Surgery is particularly meaningful in a culture rich in machines and tools and therefore induces a profound meaning response in modern medical practice [49, 64, 65]. What features clinical administration of surgery is enhanced positive beliefs and benefit expectations for invasive procedures: surgeons are among the elite of medical practitioners; surgical procedures usually have compelling rational explanations, which drug treatments often do not; in addition, the invasive nature itself of surgery is also an important contributing factor to enhanced positive beliefs and benefit expectations. Furthermore, there is no doubt that fear and anxiety comprise the characteristic emotional context in which surgery is administered, for surgery is obviously invasive and can cause inevitable pain and most likely blood shedding.

5.2. Why Does Sham Surgery Elicit Enhanced Placebo Analgesia?

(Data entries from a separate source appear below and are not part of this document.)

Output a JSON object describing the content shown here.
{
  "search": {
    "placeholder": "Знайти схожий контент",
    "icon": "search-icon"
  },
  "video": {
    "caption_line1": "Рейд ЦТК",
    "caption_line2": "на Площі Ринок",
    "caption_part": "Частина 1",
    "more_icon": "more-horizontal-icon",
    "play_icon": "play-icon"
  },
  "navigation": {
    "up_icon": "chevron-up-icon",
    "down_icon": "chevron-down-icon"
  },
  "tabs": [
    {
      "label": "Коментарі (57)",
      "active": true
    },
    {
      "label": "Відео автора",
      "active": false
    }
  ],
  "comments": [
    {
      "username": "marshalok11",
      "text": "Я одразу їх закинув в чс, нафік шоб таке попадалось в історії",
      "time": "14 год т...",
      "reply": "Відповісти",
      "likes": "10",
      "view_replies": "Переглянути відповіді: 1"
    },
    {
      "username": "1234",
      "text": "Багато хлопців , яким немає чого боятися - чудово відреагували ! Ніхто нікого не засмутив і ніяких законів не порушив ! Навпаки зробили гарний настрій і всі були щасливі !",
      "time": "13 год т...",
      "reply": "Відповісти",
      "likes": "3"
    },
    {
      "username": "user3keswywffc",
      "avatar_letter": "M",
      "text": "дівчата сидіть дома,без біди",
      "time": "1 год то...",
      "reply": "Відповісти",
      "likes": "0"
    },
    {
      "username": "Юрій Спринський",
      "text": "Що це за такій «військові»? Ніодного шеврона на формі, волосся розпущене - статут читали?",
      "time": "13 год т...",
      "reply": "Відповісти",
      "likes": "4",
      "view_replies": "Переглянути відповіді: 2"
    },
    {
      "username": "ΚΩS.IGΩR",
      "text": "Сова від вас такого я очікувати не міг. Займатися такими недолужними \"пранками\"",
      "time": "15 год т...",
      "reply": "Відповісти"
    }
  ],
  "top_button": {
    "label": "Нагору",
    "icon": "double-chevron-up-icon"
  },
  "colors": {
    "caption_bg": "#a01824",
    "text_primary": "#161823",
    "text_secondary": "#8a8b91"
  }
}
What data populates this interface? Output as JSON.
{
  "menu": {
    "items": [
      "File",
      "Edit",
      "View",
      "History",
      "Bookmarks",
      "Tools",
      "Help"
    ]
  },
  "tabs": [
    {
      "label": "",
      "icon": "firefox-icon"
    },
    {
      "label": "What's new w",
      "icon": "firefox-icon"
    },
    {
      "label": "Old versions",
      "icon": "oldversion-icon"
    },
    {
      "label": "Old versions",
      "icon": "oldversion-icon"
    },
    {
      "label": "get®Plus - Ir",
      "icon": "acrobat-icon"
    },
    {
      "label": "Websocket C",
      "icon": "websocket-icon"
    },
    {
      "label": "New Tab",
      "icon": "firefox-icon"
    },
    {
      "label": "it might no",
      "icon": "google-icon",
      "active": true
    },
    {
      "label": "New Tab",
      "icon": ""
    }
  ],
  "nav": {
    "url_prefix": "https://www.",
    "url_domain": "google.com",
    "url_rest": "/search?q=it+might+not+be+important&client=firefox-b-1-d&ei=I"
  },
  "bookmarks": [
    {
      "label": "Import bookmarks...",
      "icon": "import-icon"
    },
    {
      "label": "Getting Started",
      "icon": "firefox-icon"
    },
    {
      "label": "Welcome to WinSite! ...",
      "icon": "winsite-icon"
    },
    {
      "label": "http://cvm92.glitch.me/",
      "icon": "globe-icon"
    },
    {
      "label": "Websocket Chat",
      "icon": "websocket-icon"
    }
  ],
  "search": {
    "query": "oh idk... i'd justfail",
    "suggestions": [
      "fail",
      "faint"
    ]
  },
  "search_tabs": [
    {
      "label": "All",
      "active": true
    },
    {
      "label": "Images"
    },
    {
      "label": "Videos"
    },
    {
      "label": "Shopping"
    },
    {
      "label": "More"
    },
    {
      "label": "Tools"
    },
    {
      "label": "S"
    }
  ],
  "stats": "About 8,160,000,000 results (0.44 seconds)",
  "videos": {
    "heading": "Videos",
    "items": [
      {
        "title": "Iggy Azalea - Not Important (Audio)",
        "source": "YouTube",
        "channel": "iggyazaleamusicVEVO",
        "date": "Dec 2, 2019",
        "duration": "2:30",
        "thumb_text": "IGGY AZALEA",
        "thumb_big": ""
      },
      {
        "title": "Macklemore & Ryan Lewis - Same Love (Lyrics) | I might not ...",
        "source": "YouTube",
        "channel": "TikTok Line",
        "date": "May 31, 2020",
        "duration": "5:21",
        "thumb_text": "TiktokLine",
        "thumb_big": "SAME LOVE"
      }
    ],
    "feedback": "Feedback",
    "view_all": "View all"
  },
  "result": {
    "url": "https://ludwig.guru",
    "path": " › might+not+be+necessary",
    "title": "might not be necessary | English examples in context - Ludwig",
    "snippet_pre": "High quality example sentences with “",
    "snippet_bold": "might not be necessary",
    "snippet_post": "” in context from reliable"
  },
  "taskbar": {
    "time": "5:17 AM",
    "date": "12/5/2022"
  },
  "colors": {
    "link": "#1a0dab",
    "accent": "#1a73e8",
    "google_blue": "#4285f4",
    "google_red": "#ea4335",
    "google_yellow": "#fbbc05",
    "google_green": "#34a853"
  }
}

On the basis of these considerations, it is reasonable to propose that sensory (spatial-specific painful stimulation induced by sham procedures), cognitive (positive beliefs and benefit expectations for the painful stimulation) and emotional (fear and anxiety induced by the perceived invasiveness of surgical procedures) factors are simultaneously engaged by the administration of sham surgery. A combination of these three factors, as outlined above, could most effectively activate somatotopically organized endogenous opioids to produce clinically relevant analgesic effects in specific body parts (the location of the target pain). In this regard, interestingly, sham surgery and acupuncture can be considered to be analogous in terms of a spatial-specific painful stimulus administered in an enhanced cognitive and emotional context. This proposition is convincingly supported by research findings from recent sham-controlled trials of invasive interventions for pain of various locations. A large-scale, randomized controlled trial of arthroscopic surgery for knee osteoarthritis reported that sham operations (which produce spatial-specific painful stimulation) administered in the skin of the knee, which elicit robust analgesic effects in the knee, are no less effective for knee pain than real procedures [60]. Not coincidently, a recent high-quality randomized controlled trial of vertebroplasty for painful osteoporotic vertebral fractures drew similar conclusions that sham operations administrated in the affected vertebral body can as effectively reduce pain in that area as real procedures [62].

6. Conclusion

Previous studies focused on the role of cognitive factors (expectations and beliefs) in placebo responding. However, the present hypothesis argues that sensory, cognitive and emotional factors are simultaneously at work during placebo analgesia. Furthermore, clinically relevant placebo analgesia can be produced in specific body parts through the manipulation of such three factors as in the case of acupuncture and sham surgery. That explains why invasive procedures, such as acupuncture and sham surgery, are better than the others in terms of eliciting placebo analgesia. Acupuncture is a clinically used placebo therapy, theory basis and clinical administration of which highlight one of the best, if not the best, manners through which enhanced placebo effects can be produced in specific body parts (the site of the target pain). Research into the mode of action of acupuncture will shed direct light on neural mechanisms underlying placebo analgesia and vice versa.